In the 1880s and 1890s some New Zealand publishers thought that there was a market for popular periodicals with a strong local focus. A number of titles, including Zealandia (1889), Citizen (1895), Critic (1899), were published in various cities. None of them met with much success or lasted for any length of time. The most significant of these parochial periodicals was the New Zealand Illustrated Magazine.

The Illustrated Magazine was a monthly, and was published in Auckland from 1899 to 1905. It carried contributions from most of the top New Zealand writers of the day including Apirana Ngata, Jane Mander, James Cowan and Elsdon Best. It featured poetry, short stories and articles and was heavily illustrated by the likes of Frances Hodgkins and Kennaway Henderson.

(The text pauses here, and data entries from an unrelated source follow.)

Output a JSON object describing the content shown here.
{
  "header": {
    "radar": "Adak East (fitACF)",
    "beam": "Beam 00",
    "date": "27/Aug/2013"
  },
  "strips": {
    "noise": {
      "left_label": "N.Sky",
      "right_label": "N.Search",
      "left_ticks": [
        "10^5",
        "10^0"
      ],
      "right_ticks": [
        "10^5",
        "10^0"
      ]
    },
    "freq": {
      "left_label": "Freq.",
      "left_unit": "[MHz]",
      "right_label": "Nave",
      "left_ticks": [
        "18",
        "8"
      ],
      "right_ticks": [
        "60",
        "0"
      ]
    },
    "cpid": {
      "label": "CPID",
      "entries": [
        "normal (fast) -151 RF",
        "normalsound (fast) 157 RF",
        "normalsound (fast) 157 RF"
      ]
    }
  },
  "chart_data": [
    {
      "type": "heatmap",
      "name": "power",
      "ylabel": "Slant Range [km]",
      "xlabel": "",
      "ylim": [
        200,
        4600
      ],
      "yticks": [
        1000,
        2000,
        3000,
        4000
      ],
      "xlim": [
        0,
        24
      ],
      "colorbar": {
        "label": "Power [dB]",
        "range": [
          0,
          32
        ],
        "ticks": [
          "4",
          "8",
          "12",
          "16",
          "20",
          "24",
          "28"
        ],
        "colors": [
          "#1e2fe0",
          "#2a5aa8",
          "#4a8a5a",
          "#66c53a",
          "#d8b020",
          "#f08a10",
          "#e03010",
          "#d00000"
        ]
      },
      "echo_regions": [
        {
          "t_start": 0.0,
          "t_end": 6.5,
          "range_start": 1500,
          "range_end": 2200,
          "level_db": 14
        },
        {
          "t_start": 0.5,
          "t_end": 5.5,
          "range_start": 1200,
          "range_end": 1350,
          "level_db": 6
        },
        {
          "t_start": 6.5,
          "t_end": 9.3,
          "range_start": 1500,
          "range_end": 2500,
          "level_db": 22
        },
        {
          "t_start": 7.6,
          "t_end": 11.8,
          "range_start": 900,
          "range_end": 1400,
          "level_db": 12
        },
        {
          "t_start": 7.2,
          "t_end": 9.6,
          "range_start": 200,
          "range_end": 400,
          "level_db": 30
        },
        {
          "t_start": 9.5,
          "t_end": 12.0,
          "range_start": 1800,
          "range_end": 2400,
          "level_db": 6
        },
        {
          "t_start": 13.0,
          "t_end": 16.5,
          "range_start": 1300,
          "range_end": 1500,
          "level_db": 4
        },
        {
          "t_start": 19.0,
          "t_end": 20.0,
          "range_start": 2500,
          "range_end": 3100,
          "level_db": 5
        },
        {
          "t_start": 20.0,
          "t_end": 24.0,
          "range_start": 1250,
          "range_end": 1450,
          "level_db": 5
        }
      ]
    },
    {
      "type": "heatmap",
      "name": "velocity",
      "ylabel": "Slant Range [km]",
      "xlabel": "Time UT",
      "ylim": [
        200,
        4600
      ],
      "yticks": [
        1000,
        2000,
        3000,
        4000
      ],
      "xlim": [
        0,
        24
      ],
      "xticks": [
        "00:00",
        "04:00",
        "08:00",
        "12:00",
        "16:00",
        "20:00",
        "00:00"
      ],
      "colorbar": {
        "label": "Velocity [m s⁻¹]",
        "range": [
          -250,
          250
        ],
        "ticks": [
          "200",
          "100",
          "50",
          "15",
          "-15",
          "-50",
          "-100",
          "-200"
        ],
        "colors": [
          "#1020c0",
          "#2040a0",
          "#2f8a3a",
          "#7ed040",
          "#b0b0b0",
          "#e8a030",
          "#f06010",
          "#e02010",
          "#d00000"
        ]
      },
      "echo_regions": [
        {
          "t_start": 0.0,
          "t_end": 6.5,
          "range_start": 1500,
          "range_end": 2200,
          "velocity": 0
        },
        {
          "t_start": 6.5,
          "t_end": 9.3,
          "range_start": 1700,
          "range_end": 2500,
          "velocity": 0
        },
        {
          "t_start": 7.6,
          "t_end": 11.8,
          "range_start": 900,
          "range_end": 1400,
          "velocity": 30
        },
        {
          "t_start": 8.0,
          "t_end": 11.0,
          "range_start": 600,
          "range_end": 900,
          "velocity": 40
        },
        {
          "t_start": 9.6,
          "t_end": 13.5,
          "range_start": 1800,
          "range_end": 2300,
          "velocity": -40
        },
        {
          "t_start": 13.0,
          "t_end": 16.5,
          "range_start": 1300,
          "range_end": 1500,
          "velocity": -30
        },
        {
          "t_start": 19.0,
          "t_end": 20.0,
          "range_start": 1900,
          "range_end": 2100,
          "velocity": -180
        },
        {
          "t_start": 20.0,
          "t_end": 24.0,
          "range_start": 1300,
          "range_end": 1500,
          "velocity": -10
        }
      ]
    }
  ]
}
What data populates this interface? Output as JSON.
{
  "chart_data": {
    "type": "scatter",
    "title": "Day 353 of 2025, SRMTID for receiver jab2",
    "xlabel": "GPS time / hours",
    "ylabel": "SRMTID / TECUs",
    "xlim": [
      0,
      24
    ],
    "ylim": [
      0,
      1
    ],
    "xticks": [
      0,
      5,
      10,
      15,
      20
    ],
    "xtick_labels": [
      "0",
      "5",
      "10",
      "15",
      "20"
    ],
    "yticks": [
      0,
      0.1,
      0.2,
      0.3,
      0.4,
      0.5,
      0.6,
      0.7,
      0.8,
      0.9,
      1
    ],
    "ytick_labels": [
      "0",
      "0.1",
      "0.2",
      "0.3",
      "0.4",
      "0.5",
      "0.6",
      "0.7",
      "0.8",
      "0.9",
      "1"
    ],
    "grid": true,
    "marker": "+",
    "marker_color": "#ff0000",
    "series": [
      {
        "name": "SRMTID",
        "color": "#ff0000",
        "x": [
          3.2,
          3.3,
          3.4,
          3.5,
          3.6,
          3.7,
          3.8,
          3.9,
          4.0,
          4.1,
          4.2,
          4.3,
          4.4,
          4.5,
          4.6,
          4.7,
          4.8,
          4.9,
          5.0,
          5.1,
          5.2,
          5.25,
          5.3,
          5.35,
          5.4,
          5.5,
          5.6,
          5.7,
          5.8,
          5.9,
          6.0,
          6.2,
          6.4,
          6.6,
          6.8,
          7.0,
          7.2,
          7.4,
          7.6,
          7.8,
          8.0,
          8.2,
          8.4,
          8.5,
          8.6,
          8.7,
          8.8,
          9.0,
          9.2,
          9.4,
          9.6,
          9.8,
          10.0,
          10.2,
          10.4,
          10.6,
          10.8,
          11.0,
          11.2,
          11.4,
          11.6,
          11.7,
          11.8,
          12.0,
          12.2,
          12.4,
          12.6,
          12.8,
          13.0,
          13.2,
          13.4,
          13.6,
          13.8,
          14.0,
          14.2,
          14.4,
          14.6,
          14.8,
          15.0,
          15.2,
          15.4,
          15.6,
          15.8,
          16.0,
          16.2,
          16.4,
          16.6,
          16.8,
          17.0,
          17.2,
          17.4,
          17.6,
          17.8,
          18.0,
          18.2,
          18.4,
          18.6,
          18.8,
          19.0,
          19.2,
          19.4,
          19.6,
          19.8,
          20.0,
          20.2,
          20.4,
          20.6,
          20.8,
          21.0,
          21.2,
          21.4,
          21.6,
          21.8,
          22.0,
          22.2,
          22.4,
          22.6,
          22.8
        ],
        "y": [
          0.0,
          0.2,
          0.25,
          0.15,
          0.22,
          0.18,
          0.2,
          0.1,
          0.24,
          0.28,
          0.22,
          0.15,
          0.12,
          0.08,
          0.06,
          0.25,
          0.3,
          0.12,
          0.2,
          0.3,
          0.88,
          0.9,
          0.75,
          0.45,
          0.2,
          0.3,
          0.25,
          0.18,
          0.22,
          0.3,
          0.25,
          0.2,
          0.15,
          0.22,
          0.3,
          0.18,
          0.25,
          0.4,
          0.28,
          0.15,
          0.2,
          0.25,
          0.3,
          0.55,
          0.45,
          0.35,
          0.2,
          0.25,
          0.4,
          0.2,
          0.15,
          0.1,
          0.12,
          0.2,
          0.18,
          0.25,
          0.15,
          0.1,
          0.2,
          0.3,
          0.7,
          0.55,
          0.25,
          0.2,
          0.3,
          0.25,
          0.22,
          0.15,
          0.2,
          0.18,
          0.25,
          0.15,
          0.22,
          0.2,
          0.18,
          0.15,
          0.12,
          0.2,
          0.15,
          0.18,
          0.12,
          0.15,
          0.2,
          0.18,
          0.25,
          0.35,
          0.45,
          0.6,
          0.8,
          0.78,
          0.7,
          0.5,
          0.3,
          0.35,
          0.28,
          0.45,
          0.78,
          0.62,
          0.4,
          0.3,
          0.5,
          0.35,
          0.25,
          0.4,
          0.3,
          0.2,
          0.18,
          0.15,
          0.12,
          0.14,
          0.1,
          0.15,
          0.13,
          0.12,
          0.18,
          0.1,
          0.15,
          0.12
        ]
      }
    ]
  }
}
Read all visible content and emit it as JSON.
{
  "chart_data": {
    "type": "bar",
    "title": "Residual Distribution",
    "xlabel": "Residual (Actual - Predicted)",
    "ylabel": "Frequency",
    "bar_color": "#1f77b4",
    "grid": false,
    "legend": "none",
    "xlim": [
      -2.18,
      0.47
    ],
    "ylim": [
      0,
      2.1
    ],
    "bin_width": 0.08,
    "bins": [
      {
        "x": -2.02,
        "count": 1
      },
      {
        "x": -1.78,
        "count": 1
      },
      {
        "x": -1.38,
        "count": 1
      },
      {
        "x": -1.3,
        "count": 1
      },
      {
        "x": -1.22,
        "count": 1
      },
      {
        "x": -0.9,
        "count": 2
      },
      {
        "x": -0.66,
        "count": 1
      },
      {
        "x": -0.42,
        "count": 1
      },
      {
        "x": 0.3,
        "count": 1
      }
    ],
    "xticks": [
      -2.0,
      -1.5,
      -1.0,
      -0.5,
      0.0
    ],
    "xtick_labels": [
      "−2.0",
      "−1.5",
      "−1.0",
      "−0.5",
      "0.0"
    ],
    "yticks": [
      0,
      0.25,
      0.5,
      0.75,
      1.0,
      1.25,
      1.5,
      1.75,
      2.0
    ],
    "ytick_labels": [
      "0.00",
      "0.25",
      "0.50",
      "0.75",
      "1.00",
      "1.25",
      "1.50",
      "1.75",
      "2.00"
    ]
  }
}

The Illustrated Magazine tried but failed to compete with similar periodicals from overseas such as the Strand and the Bulletin. It is interesting to speculate as to why the New Zealand public preferred the imported varieties to the local. Perhaps the reading public was not as nationalistic as publishers thought they were and found that English and Australian periodicals represented their views as well or better than the indigenous magazines. It is also likely that the New Zealand periodicals suffered from competition with local newspapers, particularly the illustrated weeklies such as the Free Lance and Weekly News. These weekly papers had similar content to periodicals like the Illustrated Magazine and were well established by the late nineteenth century and very popular with the public.